A statue of an American Confederate general Robert E Lee, that sparked violence in Charlottesville, Virginia almost four years ago has been taken down by the city authorities.

Another statue of General Thomas “Stonewall” Jackson, another Confederate General, has also been removed by the city.

The removal of the statue of General Lee was greeted with cheers from the onlooking crowd. After its removal, the statue was put onto a truck and driven away for storage.

“Taking down this statue is one small step closer to the goal of helping Charlottesville, Virginia, and America, grapple with the sin of being willing to destroy Black people for economic gain,” Charlottesville Mayor Nikuyah Walker said before the monuments’ removal.

Plans to remove the statue were already in the works for years and had led to a white nationalist rally in the city in August 2017. The rally turned violent after Heather Heyer, an anti-racism protestor, was run over at a counter-protest. Her killer was later sentenced to life in prison.

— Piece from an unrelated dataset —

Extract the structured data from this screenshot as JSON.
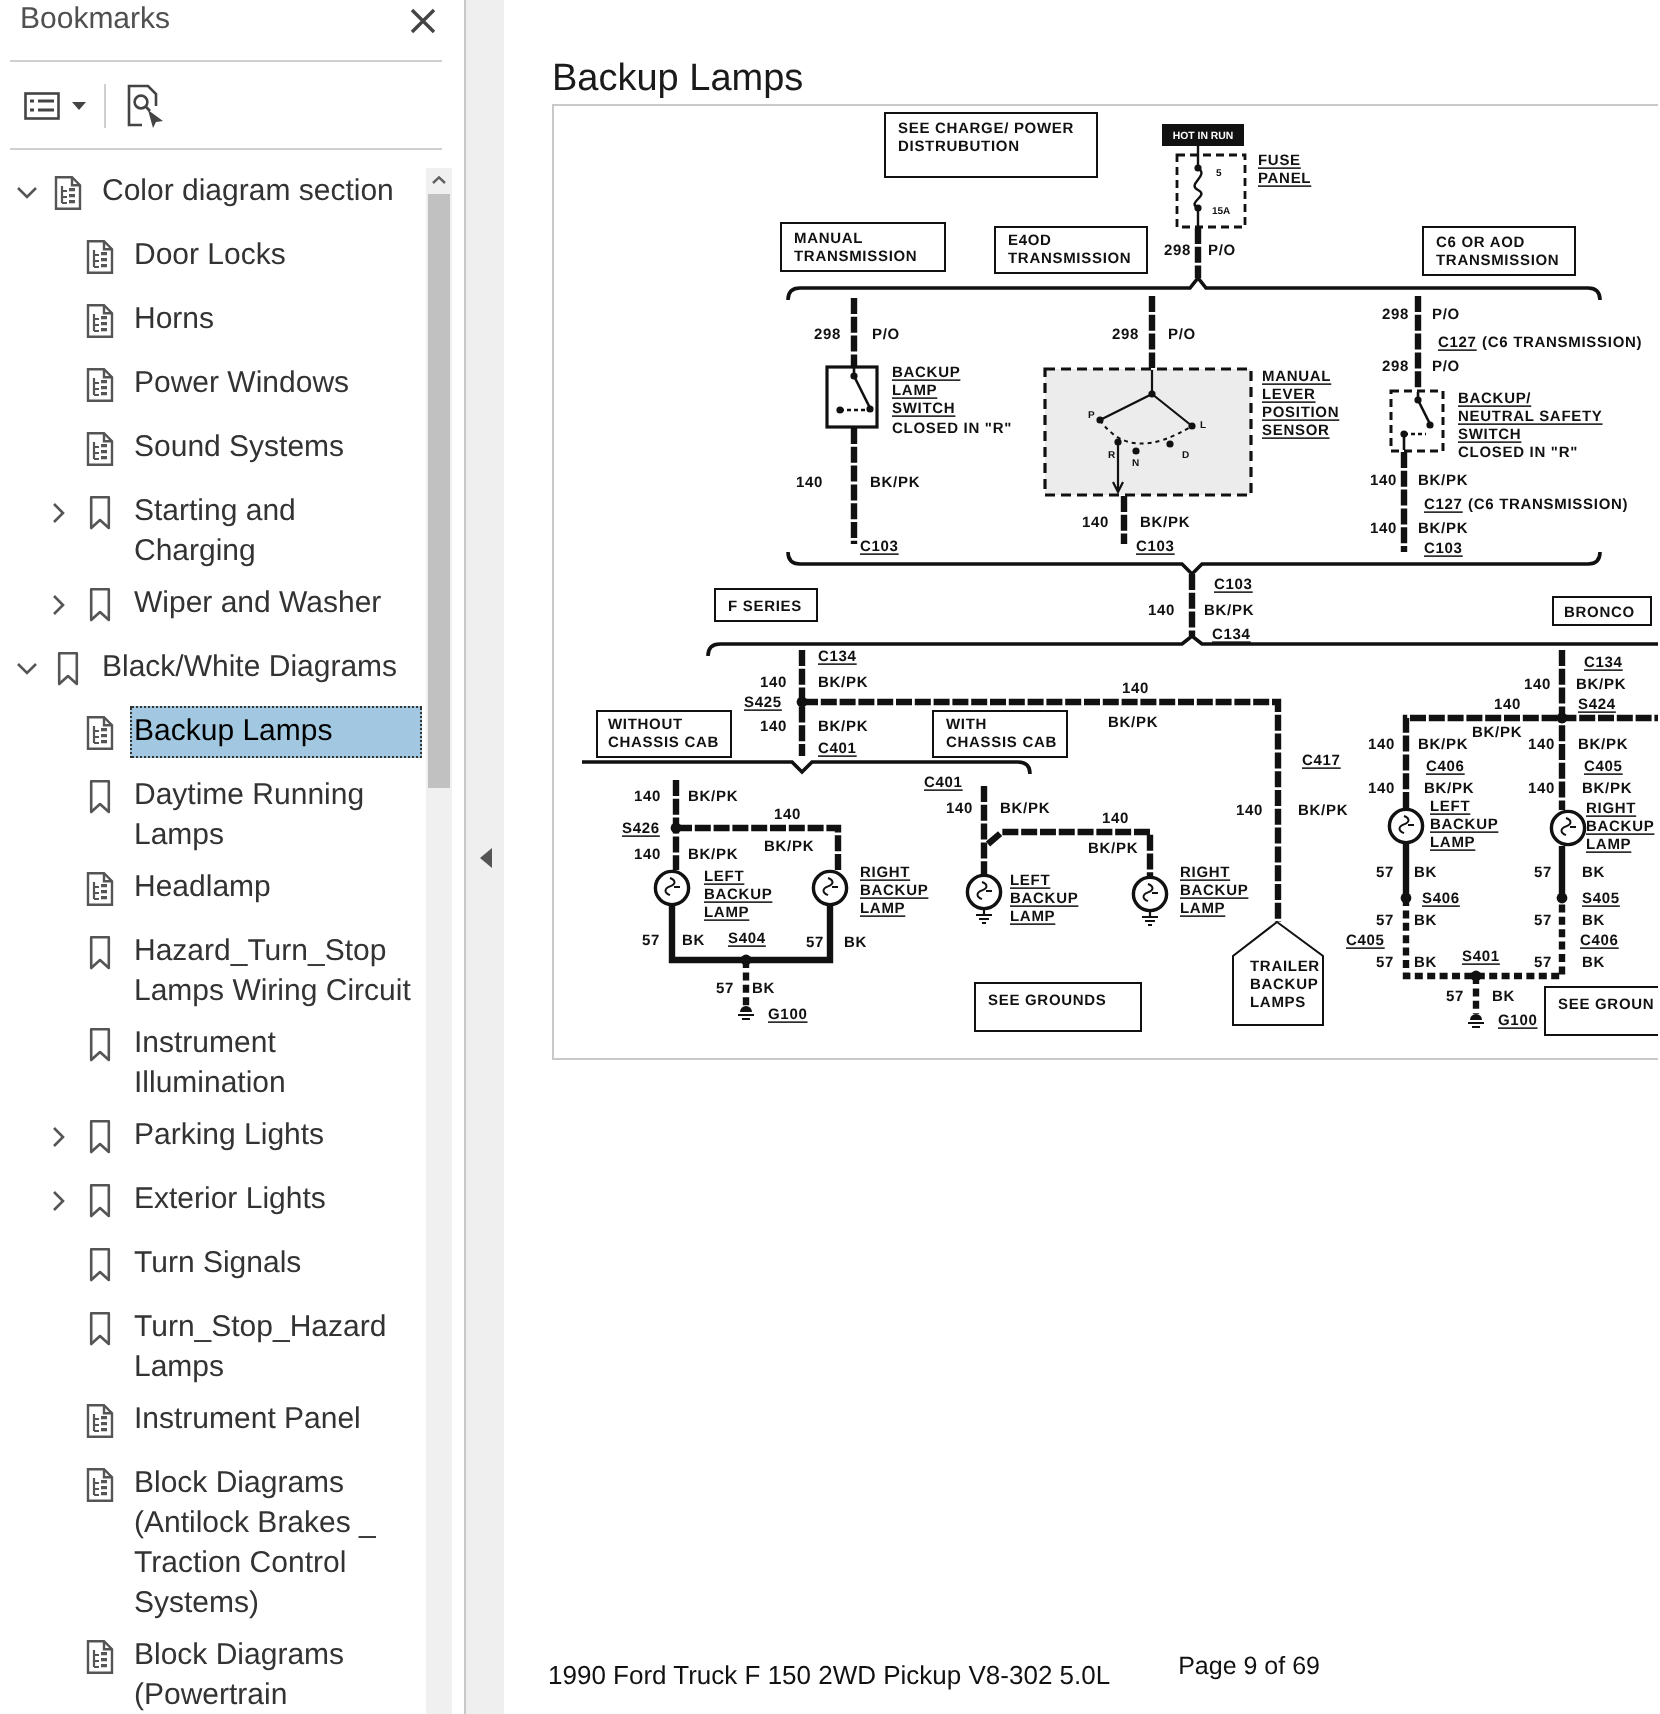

The “Unite the Right” march held in Charlottesville was one of the largest such gatherings in decades and saw hundreds of white nationalists, the American far-right, and Ku Klux Klan members in attendance. Dozens were injured in the violence that erupted between the marchers and counter-protesters.

The Southern US states have numerous memorials to the pro-slavery Confederacy, the group of states that fought and lost the US Civil War, have always been at the center of one controversy or another.

For some people, such memorials are markers of US history and southern culture. But for their critics, they serve as an offensive reminder of America’s history of slavery and racial oppression.